- Born: Elizabith Steinberg New York City, US
- Education: Brown University
- Occupations: Businessperson, fashion designer
- Relatives: Saul Steinberg (uncle)
- Website: instagram.com/lizlangeofficial/

= Liz Lange =

Designer, Entrepreneur

Liz Lange is an American fashion designer and businessperson. She is the creative director and CEO of Figue, and the founder of Liz Lange Maternity, which introduced form-fitting designer pregnancy wear in 1998. Lange has been called a pioneer in the apparel industry.

== Early life and education ==
Lange grew up in New York City. She attended college at Brown University, where she earned a bachelor's degree in comparative literature in 1988.

== Career ==
From 1989 through 1993, Lange worked as a staff writer at Vogue, where she developed an interest in fashion. After leaving the magazine, she briefly interned for Stephen Di Geronimo's Geronimo label, and ultimately became a partner. While there, she began developing her idea for maternity clothes. In a 2005 interview with Business Week, Lange said: "I had all these pregnant friends come visit me and try to squeeze themselves into nonmaternity designer clothes. They all complained they couldn't find anything regular and stylish to wear – and that everywhere the outfits were either oversized or too frilly, which didn't look appropriate at work. I also noticed that, as they squeezed into these clothes, they looked better even though the outfits weren't quite big enough, just because the clothes were better designed. That was my aha! moment."

In 1997, Lange borrowed $50,000 from family and founded Liz Lange Maternity in a 12x12 office equipped with only a phone. In 1998, after contacting friends she believed would be interested in the clothing, Lange opened an 800 square foot store in Manhattan's midtown. The company quickly outgrew the space and moved to Madison Avenue in 2000. She later opened flagship stores in Beverly Hills, and in Greenville, on Long Island in New York. Creating high-end clothing that hugged rather than tented pregnant women, Lange's clothing attracted early attention from the fashion press, who described Liz Lange Maternity as the first "designer maternity wear."

After early coverage in The New York Times and Vogue, which praised the silhouette of the line, Lange began dressing pregnant celebrities, including Cate Blanchett, Cindy Crawford, Mariska Hargitay, Gwyneth Paltrow, Julia Roberts, Kelly Ripa, Brooke Shields, Kate Winslet, and Reese Witherspoon.

In August 2001, Lange signed an exclusive deal with Nike to introduce a line of athletic wear for pregnant women. In September of the same year, Lange was invited to unveil the line at New York Fashion Week. The first ever runway show by a maternity designer during Fashion Week, the event was scheduled to take place at 9:00 a.m. on September 11. It was immediately halted after the 9/11 terrorist attacks.

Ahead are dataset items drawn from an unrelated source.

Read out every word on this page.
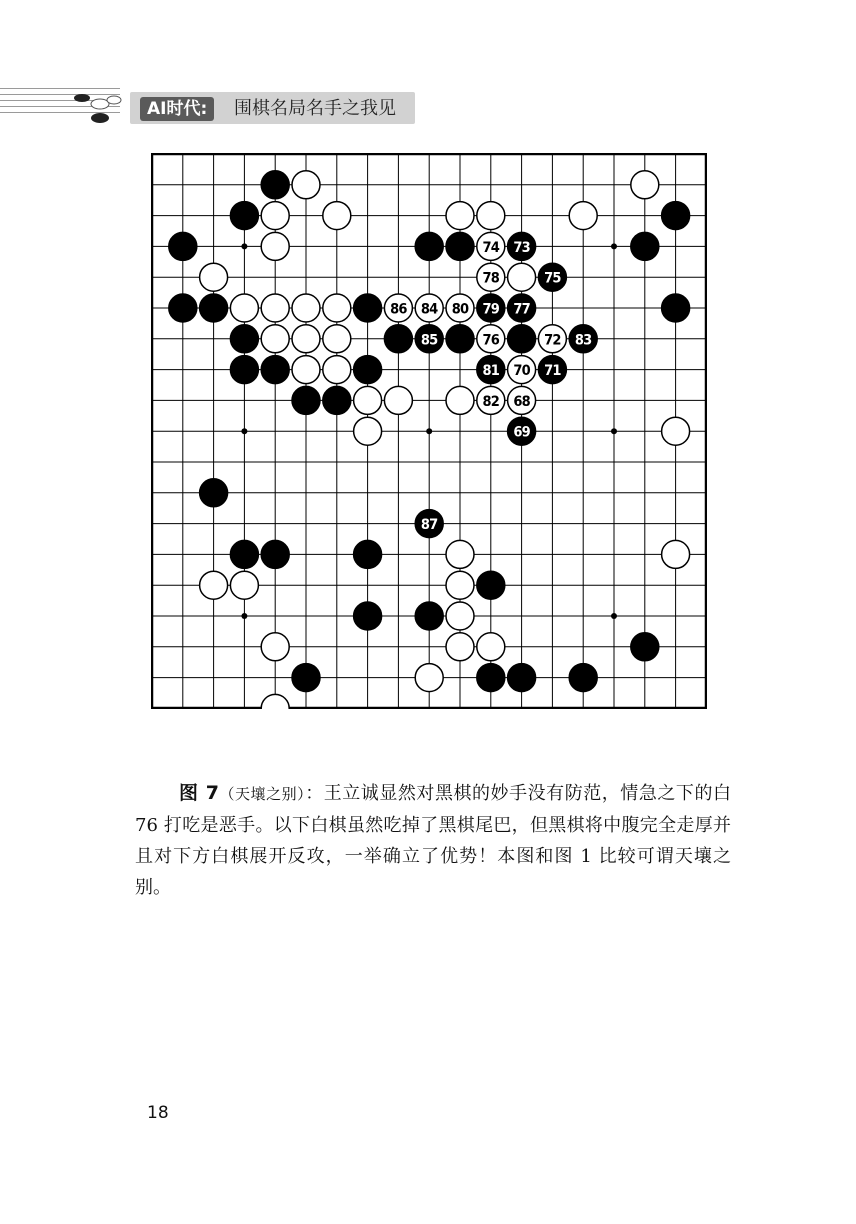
AI时代:	围棋名局名手之我见
68
69
70 71
72
73
74
75
76
77
78
79
80
81
82
83
84
85
86
87
图 7（天壤之别）：王立诚显然对黑棋的妙手没有防范，情急之下的白 76 打吃是恶手。以下白棋虽然吃掉了黑棋尾巴，但黑棋将中腹完全走厚并且对下方白棋展开反攻，一举确立了优势！本图和图 1 比较可谓天壤之别。
18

In 2002, Lange began a collaboration with Target and created a secondary line, Liz Lange for Target. Sold in-store and online, Liz Lange for Target is the retailer's sole offering in maternity apparel.

In 2007, Lange sold a majority stake in Liz Lange Maternity to private-equity fund Bluestar Alliance. Two years later, she joined Stefani Greenfield on Home Shopping Network (HSN) with limited-edition Liz Lange Designs for Curations. The collection sold out quickly, and inspired Lange to create an exclusive women's wear line for the network, Completely Me by Liz Lange, which was introduced in 2010.

Lange founded the website shopafrolic.com in 2009 with her sister, Jane Wagman. She wrote Liz Lange's Maternity Style: How to Look Fabulous During the Most Fashion-Challenged Time, published in 2003.

In 2012, Liz Lange Maternity and the Completely Me brands were bought by Cherokee Inc. for $14 million. Lange remains involved as the creative director and "the face" of the brand.

Lange is the CEO and creative director of Figue, a dress brand she acquired in December 2020. Lange is also the star of the Sony podcast, The Just Enough Family.

== Personal life ==
Lange, an advocate for cancer prevention and treatment, was diagnosed with cervical cancer at age 35. She underwent a hysterectomy, radiation treatment, and chemotherapy and spoke publicly about her illness with publications including People and USA Today. In 2013, she received the Spirit of Achievement Award from the Albert Einstein College of Medicine at Yeshiva University.

Lange has two children, Gus and Alice, and lives in Manhattan and in East Hampton, at the Grey Gardens estate. The setting of the 1975 documentary Grey Gardens, it was purchased by Lange in 2017.

She is the niece of businessman Saul Steinberg.